Other suggested reforms include term limits on leadership positions, more robust ethics enforcement and greater government transparency to prevent top lawmakers from making big decisions behind closed doors.
“Again and again we see a culture in Albany that is deeply disturbing and largely unchanged,” said state Sen. Daniel Squadron, D-Brooklyn. “Albany could be doing a lot more to crack down on bad behavior. It doesn’t make sense to just rely on federal prosecutors and the courts.”
Thirty lawmakers have left office since 2000 because of criminal charges or allegations of ethical misconduct. Silver’s arrest, however, shook the foundations of power in Albany and gave reformers hope that lawmakers would finally address a problem that dates back to before Tammany Hall cemented its control over city and state politics.
Democratic Gov. Andrew Cuomo has proposed significant ethics reforms in the past and has blamed legislative gridlock for the lack of progress. Good government groups say he hasn’t done enough, however, noting he has been successful at hammering out deals on politically difficult issues in the past.
So far, only modest reforms have passed, including more disclosure of outside income. But more comprehensive changes have languished, with the Republican-controlled Senate and Democrat-led Assembly each blaming the other. Members of the minority conferences — the Republicans in the Assembly and Democrats in the Senate — regularly rail against a system that they say hasn’t changed despite repeated scandal.

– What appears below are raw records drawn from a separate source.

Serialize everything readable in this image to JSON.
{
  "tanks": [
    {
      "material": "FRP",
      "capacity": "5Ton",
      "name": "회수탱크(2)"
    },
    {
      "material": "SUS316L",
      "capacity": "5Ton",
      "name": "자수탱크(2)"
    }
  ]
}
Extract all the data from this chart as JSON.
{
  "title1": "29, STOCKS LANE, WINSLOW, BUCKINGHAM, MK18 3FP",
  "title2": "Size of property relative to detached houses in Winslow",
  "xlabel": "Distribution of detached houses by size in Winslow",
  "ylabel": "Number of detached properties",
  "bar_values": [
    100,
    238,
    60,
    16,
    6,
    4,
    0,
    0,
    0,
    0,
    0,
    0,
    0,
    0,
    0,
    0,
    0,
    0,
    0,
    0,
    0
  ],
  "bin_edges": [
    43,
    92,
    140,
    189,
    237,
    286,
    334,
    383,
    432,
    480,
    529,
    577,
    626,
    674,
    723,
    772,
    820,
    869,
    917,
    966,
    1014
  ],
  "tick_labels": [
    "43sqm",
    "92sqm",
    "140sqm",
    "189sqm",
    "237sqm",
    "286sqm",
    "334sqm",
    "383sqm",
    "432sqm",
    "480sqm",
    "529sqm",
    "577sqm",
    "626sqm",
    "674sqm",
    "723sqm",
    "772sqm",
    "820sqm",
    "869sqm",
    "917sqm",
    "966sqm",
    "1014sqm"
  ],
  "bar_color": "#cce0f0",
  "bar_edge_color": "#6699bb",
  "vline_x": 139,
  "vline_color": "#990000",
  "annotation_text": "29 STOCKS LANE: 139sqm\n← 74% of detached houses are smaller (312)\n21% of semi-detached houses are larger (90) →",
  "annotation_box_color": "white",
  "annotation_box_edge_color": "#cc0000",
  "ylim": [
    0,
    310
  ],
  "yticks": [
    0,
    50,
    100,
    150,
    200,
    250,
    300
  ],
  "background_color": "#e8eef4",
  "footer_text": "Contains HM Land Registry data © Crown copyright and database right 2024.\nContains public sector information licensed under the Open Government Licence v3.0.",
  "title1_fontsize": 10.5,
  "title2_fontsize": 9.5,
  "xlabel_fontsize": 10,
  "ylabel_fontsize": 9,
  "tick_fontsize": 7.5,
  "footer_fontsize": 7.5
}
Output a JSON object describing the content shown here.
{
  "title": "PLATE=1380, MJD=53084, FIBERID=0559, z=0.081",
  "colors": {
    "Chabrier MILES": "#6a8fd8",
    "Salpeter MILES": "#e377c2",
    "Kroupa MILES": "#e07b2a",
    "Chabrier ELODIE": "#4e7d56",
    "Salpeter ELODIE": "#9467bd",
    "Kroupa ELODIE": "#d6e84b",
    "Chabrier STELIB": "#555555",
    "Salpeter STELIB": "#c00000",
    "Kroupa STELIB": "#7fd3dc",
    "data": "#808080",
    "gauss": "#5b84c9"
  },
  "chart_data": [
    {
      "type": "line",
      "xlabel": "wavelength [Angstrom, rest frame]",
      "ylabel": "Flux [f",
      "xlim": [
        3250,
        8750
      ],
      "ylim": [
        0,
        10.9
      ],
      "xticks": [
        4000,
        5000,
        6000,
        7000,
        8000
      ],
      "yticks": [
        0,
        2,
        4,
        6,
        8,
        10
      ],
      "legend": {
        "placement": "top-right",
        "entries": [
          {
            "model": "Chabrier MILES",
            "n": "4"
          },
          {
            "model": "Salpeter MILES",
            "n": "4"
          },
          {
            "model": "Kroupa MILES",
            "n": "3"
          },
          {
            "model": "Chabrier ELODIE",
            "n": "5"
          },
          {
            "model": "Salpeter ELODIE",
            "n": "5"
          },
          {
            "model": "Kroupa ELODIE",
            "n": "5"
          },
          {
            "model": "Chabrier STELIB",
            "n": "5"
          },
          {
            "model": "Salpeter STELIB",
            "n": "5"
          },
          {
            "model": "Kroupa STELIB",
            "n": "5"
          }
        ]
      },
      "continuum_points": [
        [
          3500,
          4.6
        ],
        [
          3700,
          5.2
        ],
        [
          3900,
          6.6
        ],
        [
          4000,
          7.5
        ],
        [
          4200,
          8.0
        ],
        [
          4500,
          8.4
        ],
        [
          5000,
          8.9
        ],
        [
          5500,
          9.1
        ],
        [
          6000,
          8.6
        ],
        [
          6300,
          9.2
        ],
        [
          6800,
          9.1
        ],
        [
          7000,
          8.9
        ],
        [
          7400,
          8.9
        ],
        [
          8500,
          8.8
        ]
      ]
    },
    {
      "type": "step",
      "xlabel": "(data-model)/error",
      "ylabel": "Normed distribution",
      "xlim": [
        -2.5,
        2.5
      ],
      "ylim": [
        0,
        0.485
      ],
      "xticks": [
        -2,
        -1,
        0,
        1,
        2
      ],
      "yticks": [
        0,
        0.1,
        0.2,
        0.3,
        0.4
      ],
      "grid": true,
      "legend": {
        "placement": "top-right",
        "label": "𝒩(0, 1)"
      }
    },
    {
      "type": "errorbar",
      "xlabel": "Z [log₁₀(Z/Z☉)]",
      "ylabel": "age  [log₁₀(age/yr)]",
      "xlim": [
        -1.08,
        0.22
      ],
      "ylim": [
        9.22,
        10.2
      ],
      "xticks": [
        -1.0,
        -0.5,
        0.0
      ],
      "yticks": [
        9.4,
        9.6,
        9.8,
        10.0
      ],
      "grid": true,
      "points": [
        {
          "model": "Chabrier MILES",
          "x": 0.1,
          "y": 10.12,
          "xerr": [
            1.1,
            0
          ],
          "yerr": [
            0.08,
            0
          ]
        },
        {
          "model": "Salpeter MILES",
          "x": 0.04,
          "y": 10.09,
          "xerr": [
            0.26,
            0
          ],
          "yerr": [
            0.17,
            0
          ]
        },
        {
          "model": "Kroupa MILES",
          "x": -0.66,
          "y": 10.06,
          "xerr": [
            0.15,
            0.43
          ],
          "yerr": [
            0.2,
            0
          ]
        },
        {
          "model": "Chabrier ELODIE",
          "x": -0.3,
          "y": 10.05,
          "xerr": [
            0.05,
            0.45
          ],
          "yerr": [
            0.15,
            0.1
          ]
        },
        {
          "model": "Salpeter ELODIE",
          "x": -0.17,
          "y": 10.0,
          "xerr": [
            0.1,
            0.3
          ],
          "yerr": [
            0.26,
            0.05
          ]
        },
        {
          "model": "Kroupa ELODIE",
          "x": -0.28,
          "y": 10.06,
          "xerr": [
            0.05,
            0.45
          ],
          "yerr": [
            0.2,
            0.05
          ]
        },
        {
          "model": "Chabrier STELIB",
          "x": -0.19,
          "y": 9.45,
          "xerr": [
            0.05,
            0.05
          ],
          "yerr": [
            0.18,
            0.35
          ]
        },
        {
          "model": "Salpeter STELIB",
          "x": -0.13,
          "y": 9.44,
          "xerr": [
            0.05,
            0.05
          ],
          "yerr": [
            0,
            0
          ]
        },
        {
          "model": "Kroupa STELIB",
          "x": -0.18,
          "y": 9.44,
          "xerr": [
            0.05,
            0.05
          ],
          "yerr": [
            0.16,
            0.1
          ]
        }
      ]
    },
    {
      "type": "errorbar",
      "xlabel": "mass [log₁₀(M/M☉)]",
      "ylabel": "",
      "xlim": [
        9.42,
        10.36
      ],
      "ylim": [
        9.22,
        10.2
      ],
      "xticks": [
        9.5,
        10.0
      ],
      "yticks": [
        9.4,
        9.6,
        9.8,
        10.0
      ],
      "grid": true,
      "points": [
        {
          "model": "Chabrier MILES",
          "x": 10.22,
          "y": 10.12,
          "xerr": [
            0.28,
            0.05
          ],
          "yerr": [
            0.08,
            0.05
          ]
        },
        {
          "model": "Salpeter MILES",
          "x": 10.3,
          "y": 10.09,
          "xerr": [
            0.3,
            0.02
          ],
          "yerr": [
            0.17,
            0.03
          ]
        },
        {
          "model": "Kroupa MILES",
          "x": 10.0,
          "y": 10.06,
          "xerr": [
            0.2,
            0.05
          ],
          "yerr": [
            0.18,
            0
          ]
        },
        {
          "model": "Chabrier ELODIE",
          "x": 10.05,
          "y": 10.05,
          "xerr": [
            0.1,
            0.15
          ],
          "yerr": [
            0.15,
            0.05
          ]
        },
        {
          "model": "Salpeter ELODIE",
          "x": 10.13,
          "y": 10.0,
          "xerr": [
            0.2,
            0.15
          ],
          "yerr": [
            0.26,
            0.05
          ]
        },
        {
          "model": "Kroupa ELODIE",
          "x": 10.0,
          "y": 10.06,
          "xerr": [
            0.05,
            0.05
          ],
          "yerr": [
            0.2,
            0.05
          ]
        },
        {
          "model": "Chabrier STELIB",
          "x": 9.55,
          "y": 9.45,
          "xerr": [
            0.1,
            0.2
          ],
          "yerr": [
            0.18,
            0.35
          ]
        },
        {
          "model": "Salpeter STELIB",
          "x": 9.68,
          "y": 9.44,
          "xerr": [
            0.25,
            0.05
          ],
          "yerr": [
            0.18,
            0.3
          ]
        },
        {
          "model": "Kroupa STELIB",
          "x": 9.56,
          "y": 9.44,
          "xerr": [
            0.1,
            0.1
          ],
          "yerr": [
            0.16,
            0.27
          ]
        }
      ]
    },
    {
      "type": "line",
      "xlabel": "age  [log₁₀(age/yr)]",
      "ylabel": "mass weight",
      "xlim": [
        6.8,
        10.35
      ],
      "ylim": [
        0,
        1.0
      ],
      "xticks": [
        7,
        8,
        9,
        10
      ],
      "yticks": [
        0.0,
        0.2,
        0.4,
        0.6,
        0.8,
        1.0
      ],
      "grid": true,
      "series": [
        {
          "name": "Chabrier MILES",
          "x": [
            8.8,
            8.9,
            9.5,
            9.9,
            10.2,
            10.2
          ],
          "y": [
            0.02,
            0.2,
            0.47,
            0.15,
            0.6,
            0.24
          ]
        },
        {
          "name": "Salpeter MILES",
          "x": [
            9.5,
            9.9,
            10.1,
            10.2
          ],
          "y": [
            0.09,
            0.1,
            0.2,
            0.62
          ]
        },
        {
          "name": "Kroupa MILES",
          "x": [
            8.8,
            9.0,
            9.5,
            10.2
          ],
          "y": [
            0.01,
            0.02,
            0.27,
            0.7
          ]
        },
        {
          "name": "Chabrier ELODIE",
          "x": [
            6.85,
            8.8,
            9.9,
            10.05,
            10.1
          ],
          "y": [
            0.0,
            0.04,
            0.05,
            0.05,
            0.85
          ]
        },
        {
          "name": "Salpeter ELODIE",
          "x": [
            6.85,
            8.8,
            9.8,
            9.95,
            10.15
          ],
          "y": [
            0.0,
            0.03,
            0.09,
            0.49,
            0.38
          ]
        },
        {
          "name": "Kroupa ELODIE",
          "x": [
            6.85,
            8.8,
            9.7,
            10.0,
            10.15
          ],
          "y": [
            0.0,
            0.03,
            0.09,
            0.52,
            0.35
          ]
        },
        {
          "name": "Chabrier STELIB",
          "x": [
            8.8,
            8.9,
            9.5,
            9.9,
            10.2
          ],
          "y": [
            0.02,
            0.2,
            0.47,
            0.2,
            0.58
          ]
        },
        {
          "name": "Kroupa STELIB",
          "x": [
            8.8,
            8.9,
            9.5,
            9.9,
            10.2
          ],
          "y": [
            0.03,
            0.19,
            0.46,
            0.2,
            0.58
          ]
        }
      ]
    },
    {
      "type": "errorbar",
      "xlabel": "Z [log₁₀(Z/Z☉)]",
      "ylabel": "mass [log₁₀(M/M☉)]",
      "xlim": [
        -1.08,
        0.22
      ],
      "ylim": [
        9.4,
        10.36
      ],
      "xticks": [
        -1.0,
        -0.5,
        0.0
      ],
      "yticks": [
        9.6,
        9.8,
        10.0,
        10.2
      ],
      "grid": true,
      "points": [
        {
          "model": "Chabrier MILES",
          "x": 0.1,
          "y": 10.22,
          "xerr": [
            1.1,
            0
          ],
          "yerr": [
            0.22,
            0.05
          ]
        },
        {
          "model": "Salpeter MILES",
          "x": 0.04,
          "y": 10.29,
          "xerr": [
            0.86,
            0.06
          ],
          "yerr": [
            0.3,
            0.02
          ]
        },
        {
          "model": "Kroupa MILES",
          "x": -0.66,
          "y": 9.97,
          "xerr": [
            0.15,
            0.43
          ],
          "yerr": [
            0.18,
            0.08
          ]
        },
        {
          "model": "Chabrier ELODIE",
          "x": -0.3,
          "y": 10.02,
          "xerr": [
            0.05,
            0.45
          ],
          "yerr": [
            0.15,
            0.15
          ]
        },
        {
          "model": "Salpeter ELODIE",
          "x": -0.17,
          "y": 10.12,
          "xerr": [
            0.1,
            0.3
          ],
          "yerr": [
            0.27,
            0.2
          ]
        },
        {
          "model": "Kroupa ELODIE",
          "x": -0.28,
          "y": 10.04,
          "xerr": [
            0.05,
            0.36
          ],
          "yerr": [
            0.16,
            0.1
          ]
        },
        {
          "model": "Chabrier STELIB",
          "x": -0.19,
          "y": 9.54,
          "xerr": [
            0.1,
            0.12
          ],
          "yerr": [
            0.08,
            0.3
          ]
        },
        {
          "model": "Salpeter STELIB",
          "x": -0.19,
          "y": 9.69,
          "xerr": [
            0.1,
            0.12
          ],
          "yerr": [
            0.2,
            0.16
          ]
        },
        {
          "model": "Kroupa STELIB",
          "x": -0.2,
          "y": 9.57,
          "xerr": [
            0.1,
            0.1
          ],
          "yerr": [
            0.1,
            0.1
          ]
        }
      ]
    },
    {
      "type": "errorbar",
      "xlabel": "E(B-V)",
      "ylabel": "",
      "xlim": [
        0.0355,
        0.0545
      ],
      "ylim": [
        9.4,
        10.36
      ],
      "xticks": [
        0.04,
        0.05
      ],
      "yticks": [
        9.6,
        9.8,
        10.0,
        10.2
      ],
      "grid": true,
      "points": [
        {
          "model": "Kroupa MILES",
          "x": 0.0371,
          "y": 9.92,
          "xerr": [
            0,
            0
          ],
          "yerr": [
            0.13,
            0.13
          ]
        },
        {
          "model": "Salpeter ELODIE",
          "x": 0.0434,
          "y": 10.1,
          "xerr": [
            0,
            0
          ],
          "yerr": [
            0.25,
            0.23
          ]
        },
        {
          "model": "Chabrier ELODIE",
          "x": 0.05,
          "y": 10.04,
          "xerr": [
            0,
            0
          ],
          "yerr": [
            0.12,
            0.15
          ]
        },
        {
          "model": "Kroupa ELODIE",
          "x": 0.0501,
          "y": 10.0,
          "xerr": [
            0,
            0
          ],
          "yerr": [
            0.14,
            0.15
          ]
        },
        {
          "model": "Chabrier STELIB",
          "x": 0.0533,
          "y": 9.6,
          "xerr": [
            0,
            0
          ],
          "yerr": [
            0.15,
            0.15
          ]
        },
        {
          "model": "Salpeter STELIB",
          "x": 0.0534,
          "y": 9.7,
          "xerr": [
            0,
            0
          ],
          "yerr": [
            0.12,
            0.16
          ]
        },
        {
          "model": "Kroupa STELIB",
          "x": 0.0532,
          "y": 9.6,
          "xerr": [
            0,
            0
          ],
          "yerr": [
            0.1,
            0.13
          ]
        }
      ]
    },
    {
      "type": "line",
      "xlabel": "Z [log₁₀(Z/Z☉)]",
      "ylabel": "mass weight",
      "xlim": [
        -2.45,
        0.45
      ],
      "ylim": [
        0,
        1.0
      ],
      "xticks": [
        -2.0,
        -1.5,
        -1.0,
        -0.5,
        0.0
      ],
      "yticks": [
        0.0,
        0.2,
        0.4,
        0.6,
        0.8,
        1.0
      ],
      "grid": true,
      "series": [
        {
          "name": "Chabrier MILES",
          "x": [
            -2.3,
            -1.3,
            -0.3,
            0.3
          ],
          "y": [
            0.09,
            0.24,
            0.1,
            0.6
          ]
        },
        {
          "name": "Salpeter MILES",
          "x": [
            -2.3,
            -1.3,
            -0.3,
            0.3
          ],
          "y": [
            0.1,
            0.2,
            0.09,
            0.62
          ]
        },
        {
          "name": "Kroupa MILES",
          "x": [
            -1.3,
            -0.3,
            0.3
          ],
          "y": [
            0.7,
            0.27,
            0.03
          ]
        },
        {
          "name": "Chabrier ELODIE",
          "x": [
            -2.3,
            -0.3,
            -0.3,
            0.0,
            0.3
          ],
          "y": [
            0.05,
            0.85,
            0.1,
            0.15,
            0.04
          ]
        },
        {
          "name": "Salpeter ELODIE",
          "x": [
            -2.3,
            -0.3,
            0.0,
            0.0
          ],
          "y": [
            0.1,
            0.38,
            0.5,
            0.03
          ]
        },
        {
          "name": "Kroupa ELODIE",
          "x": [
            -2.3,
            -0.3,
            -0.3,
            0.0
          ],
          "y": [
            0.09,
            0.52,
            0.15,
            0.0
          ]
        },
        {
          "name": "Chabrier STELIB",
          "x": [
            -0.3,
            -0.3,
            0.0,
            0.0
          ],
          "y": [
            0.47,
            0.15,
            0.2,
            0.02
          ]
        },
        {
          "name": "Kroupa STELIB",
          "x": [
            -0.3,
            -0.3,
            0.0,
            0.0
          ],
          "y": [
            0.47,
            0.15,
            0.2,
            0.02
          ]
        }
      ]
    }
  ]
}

Silver was convicted last year on charges that he took $4 million in kickbacks from a cancer researcher and real estate developers in exchange for political favors. A three-judge appellate panel on Thursday tossed the conviction because the judge’s instructions to the jury weren’t consistent with a recent U.S. Supreme Court ruling on the case of Virginia ex-Gov. Bob McDonnell, which narrowed the definition of bribery.
Silver’s one-time counterpart, former Senate Leader Dean Skelos, R-Long Island, was also arrested and convicted in 2015, at a separate trial, of using his position to arrange payments and a job for his son. His appeal is pending, and his attorneys are expected to cite the McDonnell case, as well as the Silver ruling, in their arguments.
Supporters of one proposal or another say they would rein in corruption while not running afoul of federal law and the new restrictions imposed by the McDonnell case.
“This should spark overwhelming demand for ethics reform and open government, empowering New Yorkers to hold politicians accountable where the law may fail,” said Brandon Muir, executive director of the nonprofit government watchdog group Reclaim New York.
But some reform advocates see the overturning of Silver’s sentence as a setback that could actually embolden corrupt politicians.
Tom Stebbins, executive director of the Lawsuit Reform Alliance of New York, a group that favors tort reform, said the decision “signaled that government is for sale and has likely opened the flood gates to more corruption.”
Added House Minority Leader Brian Kolb, R-Canandaigua: “The golden age of Albany corruption is still very much alive.”